I groaned and closed my eyes, pushing back the long hair that fell over my brow. It was early yet. Not even noon, and already I was tired. That familiar throb was there, just behind my eyes, and I prayed like hell a headache wasn’t on its way. They wiped me out, and it was exhausting trying to pretend that I was fine when all I wanted to do was close my eyes and block everything out.
I heard a door slam shut and spied Everly on the front porch.
Busted.
I threw open the car door and winced. My right knee had been banged up but good in the accident, and when I sat for too long, it got stiff and sore. Grabbing my laptop, I walked around the car and pushed open the gate.
But Everly was already headed my way, ponytail swinging behind her, a laptop case slung across her shoulders. She wore a white T-shirt that fit her the way a T-shirt was meant to fit a girl. Tight in all the right places. (Hey, I’m a guy, so these are the things I notice. Sue me.)
I stopped walking for a few reasons.
One. I’d forgotten how damn beautiful she was with all that dark hair and blue eyes the color of a new pair of jeans.
Two. I had no idea why she was walking toward me as if we were supposed to be going somewhere. Were we supposed to be going somewhere? Was that something I’d missed?
And three. Damn. The girl had great legs, so the fact that her cutoff denim shorts showed them off wasn’t something I could ignore. And well, the T-shirt.
I took a moment and looked her over. Like I said, I’m a guy first.
I watched the blush creep up into her cheeks. Saw how she lifted her chin as if to say “F you.” Pretty much killed whatever she had going on.
We’d never really clicked, she and I. Not since grade six when I’d kissed her in a closet at Jackson Breckman’s house and told the entire class about it. I’d been pretty pumped. Heck, she was the girl all the boys liked, but she was also the girl who was hands off. Pastor’s daughter and all.
Everly had been mortified. That was the word I think she’d used. She’d told me that she would never talk to me again. That she knew I was the kind of boy who would spread dirty gossip and that the only reason she’d kissed me in the first place was because she’d been dared to.

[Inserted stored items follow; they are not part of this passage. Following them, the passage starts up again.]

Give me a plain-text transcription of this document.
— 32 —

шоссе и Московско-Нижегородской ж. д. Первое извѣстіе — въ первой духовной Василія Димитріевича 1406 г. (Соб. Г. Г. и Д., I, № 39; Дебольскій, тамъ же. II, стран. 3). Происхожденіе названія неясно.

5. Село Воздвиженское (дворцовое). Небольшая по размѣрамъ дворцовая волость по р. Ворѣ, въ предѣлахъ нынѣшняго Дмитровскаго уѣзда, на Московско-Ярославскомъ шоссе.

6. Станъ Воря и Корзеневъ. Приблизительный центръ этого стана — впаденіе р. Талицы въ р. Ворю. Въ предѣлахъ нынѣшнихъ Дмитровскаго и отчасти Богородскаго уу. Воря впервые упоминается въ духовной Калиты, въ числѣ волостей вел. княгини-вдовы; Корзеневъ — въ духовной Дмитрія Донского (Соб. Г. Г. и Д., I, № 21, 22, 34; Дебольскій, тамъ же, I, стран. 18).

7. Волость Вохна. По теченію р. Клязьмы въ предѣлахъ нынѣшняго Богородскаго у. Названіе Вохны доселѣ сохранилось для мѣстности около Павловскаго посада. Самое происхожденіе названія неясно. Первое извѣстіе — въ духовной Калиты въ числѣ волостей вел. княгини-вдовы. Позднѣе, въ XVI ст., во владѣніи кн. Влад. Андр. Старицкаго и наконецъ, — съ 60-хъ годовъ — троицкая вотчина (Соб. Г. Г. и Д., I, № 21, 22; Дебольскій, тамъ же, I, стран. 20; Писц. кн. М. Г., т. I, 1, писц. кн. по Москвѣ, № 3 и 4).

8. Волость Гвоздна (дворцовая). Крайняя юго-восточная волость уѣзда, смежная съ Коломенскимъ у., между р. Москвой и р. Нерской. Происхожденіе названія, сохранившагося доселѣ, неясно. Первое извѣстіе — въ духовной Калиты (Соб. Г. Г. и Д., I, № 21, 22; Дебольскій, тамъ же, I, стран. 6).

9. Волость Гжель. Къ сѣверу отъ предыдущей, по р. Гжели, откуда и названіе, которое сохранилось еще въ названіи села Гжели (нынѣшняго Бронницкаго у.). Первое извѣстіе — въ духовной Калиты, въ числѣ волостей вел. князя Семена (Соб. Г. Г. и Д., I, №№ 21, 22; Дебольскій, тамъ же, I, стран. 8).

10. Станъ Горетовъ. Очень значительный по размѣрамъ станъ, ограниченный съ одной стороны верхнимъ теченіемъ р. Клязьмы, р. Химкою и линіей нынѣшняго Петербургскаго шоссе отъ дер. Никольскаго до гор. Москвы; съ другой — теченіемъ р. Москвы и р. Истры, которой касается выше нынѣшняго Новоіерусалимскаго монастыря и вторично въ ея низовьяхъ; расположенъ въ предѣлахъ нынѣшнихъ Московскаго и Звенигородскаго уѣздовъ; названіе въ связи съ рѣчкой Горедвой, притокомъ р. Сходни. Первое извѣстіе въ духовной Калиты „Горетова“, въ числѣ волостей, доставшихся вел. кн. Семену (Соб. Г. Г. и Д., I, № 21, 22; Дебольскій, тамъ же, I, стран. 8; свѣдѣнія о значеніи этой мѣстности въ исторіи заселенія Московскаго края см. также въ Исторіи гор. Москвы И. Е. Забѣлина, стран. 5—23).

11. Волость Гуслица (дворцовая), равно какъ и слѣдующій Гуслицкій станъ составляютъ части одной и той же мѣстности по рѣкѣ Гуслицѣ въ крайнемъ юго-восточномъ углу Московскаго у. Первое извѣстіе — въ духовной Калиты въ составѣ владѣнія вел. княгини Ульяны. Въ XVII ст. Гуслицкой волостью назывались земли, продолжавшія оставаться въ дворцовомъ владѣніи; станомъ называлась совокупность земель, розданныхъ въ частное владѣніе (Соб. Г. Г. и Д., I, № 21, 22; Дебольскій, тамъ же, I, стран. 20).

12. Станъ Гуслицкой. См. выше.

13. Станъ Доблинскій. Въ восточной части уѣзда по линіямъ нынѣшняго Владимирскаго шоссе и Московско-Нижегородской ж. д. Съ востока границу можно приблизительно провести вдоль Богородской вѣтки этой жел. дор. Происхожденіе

Oh, the tragedies of being a twelve-year-old. So other than the delinquency lecture, we’d pretty much had zero contact.
“Hey,” I said.
She smoothed her hands down the front of her shorts and shifted her weight. “Hey, yourself.”
A pause.
“You’re late,” she said, eyes narrowing a bit.
Huh. She wasn’t going to make this easy.
“Well, shit, Everly. I didn’t know we were punching a time clock or anything.”
“Ever,” she replied.
Confused, I opened my mouth and had to wait a moment for my brain to catch up. It did that from time to time, and I was always afraid the wrong words would come out. It made for awkward conversations sometimes, which sucked when trying to scrounge together some kind of attitude. Some hint of the guy I used to be.
“What?” Good one. When in doubt, only use one word.
“Ever,” she said again, this time a little softer. “I prefer Ever now.”